Pas moins de soixante-seize minutes, et un comeback qui rompt avec la numérologie précédemment instaurée comme système de classement. Sept ans après III, et alors que tout le monde attendait à juste titre le IV qui aurait rapproché le concept d’un LED ZEP démoniaque et hellène, Ayloss abandonne les chiffres romains pour le grec, et nous baptise son quatrième album Eteròfotos (qui dans une traduction libre donne quelque chose comme celui dont la lumière vient des autres), alors même que la lumière émanant de son œuvre ne doit justement rien aux autres, mais à lui-même.
Presque une heure et vingt minutes de Black atmosphérique se satisferont les uns, ou de Post-Black se satisferont les autres, tandis qu’une poignée continuera de considérer la musique du grec comme du Black progressif à influences folkloriques, ce qui ne fait qu’ajouter au mystère qui nimbe le projet depuis ses débuts. Une somme colossale de travail, pour un album qui fera date dans la discographie pourtant déjà éblouissante de ce musicien à part, et qui souhaite bien le rester. Malgré ce hiatus en longue-durée, Eteròfotos ne déroge pas vraiment aux règles suivies par le musicien autodiscipliné (le monsieur manipule toujours tous les instruments, en sus de composer et d’agencer). On retrouve sur ce nouvel album toutes les composantes qui ont fait sa particularité, cette façon de chanter/hurler en arrière-plan, de céder sous la douceur de chœurs suivant des mélodies traditionnelles grecques, et ces longues évolutions instrumentales revisitant toutes les ambiances possibles pour construire un labyrinthe d’émotions à la sortie bien cachée sous la partition/plan complexe.
En abandonnant toute retenue de temps, l’auteur a choisi de se libérer de tout carcan, et de nous offrir les morceaux les plus denses de sa carrière. Avec toujours en exergue cette opposition entre contemplation et action, et cette succession de plans rapides et d’instants beaucoup plus lourds. Avec cette basse concentrique toujours aussi hypnotique, ce chant schizophrène qui nous emmène aux confins d’un monde torturé, ces riffs en succession permanente et cette rythmique polyvalente et tolérante, Eteròfotos pourrait, après quelques écoutes de fond, incarner la quintessence d’une méthode qui a fait ses preuves. Malgré le timing étiré de compositions ambitieuses comme « Ατραπός (Atrapos) », en ouverture et qui demande déjà des efforts d’attention, ou « The Sorcerer Above The Clouds », qui sous couvert d’une délicate harmonie introductive se permet le culot d’enchaîner les idées comme dans un processus d’écriture spontanée, Eteròfotos ne se révèle qu’à ceux ayant le courage d’en percer les secrets en prenant leur temps, celui de pénétrer à l’intérieur de chaque grotte ouverte au public pour un temps très limité.

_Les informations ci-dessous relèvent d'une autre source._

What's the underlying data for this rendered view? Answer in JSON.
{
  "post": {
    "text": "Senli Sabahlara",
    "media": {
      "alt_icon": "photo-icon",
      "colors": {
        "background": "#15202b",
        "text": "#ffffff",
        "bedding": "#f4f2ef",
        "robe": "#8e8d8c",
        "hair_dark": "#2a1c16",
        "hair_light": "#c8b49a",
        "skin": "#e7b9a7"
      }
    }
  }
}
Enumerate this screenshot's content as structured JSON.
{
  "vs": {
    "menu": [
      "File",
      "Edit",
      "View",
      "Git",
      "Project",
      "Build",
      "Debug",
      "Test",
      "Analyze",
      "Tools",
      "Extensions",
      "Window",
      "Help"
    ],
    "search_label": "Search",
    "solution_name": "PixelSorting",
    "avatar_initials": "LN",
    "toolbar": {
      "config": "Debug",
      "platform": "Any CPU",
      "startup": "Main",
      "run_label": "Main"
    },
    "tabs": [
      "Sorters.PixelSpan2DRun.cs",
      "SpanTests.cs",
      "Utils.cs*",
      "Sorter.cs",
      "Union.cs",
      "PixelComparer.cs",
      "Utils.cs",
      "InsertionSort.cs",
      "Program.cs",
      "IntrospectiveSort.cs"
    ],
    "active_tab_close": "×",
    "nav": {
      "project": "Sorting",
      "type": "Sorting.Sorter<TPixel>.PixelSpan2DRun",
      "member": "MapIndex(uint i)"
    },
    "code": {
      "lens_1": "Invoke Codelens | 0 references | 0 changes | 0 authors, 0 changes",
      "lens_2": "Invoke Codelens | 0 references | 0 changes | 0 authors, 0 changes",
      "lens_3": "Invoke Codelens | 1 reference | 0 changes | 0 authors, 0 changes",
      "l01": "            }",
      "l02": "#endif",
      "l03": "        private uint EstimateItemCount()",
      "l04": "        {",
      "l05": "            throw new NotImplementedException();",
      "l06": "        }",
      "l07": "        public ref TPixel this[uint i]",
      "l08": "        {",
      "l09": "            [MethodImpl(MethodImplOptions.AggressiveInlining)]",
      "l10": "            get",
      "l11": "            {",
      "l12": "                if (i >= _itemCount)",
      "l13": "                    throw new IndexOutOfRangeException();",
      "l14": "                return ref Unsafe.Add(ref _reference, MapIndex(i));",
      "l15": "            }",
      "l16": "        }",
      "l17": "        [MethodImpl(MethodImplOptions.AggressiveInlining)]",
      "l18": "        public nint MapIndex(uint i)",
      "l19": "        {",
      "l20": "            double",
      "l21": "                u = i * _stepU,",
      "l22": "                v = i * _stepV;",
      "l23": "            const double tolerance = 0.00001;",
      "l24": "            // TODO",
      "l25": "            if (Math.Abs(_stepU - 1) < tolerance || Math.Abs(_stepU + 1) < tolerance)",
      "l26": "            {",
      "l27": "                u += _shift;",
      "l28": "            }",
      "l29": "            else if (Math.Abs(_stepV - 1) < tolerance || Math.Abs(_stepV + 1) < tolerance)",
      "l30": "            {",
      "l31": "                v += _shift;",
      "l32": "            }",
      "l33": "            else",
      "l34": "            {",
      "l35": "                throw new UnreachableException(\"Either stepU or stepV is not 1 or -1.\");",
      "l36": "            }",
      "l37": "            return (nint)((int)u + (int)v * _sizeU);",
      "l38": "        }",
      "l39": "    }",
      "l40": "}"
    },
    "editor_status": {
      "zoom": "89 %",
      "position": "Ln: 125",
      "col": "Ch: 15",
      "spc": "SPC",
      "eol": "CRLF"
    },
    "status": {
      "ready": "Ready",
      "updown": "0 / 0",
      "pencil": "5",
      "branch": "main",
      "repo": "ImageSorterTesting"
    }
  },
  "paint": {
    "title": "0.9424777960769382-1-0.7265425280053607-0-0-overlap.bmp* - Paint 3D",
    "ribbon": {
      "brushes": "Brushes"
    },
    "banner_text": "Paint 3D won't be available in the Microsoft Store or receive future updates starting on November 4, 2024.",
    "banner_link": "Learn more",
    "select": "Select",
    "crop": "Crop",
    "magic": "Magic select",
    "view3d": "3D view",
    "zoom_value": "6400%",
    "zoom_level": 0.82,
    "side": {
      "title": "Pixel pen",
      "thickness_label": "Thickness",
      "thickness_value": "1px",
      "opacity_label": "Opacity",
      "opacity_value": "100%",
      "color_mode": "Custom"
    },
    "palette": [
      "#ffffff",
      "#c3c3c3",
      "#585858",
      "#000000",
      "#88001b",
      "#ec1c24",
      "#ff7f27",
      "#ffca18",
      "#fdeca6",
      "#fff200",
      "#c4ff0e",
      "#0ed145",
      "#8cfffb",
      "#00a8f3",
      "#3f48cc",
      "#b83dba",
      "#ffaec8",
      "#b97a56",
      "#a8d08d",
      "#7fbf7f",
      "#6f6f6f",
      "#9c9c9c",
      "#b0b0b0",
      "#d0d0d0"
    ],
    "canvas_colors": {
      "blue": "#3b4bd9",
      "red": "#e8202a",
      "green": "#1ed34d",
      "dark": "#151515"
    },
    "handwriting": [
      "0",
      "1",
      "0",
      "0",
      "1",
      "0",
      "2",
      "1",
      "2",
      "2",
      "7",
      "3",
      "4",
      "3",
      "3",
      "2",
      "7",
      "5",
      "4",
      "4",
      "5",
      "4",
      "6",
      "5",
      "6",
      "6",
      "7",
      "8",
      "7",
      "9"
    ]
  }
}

Enregistré et mixé par Ayloss lui-même entre 2017 et 2020 aux studios Stellar Auditorium, et décoré de la splendide peinture d’Alessandro « Sicioldr » Bianchi, Eteròfotos est décrit comme une œuvre aussi BM qu’elle n’est anti-Black Metal. Le raisonnement soulève quelques interrogations, puisque les influences sont toujours les mêmes, mais on peut comprendre le questionnement en le prenant dans un sens artistique. Si le fond est résolument Black Metal musicalement parlant, les ambitions elles s’affranchissent de tout carcan en rejetant les dogmes. Mais le Black étant le sous-genre le plus libre et le plus riche du Heavy Metal, il n’est pas idiot de penser que tout effort qui s‘y rattache en fait partie, comme une métonymie diabolique qui ne souhaite pourtant pas l’être.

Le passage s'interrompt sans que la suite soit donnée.